L’Américain Alasdair McIntyre, philosophe catholique, auteur d’Après la vertu et Quelle justice ? Quelle rationalité ? , tire jusqu’au bout les conséquences de son aristotélisme revu par son thomisme. Pour lui, l’opposition entre individualisme et collectivisme est factice :

L’essentiel est en fait ce sur quoi les parties en présence s’accordent : il n’existe que deux modes de vie sociale possibles, l’une où les choix libres et arbitraire des individus sont souverains, l’autre où la bureaucratie est souveraine, précisément pour limiter les choix libres et arbitraires des individus. Étant donné ce profond consensus culturel, il n’est pas étonnant que la politique des sociétés modernes oscille entre une liberté qui n’est qu’une absence de régulation du comportement individuel et des formes de contrôle collectiviste ne visant qu’à limiter l’anarchie des intérêts privées.

Ou la synthèse des deux sous la forme de nos sociétés permissives contrôlées – où le contrôle augmente selon la permissivité. Les anciennes sociétés de l’interdit mais a faible contrôle sociale étaient certainement moins liberticides que les nôtres – sociétés du « tout est permis » mais au contrôle social total.

Les débats contemporains au sein des systèmes politiques modernes opposent presque exclusivement des libéraux conservateurs, des libéraux centristes et des libéraux de gauche. Cela ne laisse que peu de place pour la critique du système lui-même, c’est-à-dire pour la remise en question du libéralisme.
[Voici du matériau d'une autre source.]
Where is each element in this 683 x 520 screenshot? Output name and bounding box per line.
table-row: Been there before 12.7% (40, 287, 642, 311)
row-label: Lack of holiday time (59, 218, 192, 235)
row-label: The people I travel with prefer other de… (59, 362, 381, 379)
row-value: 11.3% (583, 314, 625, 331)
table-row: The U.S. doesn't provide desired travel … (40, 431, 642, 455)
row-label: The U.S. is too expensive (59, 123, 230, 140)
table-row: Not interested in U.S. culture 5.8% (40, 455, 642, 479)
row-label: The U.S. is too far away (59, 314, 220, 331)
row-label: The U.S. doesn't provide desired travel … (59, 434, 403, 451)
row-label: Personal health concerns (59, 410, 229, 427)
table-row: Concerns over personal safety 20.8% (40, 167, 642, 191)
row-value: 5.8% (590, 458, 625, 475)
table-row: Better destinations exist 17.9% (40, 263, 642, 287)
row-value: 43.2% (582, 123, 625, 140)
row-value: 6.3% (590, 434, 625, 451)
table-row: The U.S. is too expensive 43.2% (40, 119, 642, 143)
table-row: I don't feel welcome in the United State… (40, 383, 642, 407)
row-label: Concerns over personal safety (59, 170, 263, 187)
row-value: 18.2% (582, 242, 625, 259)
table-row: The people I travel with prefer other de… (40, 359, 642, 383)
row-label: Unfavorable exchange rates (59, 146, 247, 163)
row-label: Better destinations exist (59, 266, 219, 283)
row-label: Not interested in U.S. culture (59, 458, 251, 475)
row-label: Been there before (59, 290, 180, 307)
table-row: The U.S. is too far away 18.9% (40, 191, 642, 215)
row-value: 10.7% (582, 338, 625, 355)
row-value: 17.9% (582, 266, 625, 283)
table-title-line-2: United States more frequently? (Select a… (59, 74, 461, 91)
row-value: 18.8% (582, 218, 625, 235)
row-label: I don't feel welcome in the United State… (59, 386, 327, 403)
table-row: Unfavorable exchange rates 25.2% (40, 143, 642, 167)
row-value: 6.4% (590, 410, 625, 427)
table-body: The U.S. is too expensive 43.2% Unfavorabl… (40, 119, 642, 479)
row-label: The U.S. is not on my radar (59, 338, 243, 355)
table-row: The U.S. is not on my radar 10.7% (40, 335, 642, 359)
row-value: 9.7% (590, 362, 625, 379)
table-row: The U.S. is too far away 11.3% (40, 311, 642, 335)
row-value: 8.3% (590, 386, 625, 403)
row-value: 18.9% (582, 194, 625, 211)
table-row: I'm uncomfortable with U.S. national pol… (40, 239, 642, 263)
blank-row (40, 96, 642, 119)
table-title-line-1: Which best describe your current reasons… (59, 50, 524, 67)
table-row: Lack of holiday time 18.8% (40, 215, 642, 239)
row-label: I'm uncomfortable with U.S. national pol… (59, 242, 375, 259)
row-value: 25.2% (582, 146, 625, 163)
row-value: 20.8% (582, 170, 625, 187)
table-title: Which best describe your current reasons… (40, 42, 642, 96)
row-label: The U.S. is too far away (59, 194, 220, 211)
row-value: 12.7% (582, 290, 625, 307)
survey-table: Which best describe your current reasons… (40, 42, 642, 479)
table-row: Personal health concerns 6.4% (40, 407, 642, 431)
MacIntyre est hostile à l’État-nation qui s’est construit en détruisant les corps intermédiaires, les traditions, les hiérarchies sociales – toute la « tradition des vertus », la vertu étant selon le mot de saint Augustin l’ordre de l’amour : virtus est ordo amoris. Dans une formule célèbre MacIntyre s’est exclamé : « Mourir pour l’État moderne, c’est renoncer à sa vie pour un opérateur de téléphonie. » Mais il n’est pas strictement anarchiste pour autant :

«Rien dans mon raisonnement ne suggère ni n’implique qu’il faille rejeter certaines formes de gouvernement ; je prétends seulement que l’État moderne n’est pas une forme nécessaire ou légitime. La tradition des vertus est en désaccord avec certains éléments centraux de l’ordre économique moderne, particulièrement son individualisme, son désir d’acquisition et la primauté qu’il accorde aux valeurs marchandes. On voit maintenait qu’elle implique aussi un rejet de l’ordre politique moderne. Cela ne supprime nullement de nombreuses tâches qui ne peuvent être accomplies que par le gouvernement.

Face à la dissolution du lien social, la solution devrait être cherchée du côté des communautés locales (famille, paroisse, village, commune, quartier, école, université, associations) agressées tant par l’individualisme de marché que par l’État-Providence. La véritable politique émerge dans des communautés locales car celles-ci sont les plus favorables au développement d’un savoir partagé et à la découverte d’un bien commun. C’est aussi à l’intérieur de sociétés de petite taille qu’une participation délibérative est possible.

Cf. Denis Sureau, Pour une nouvelle théologie politique (Parole et Silence 2008).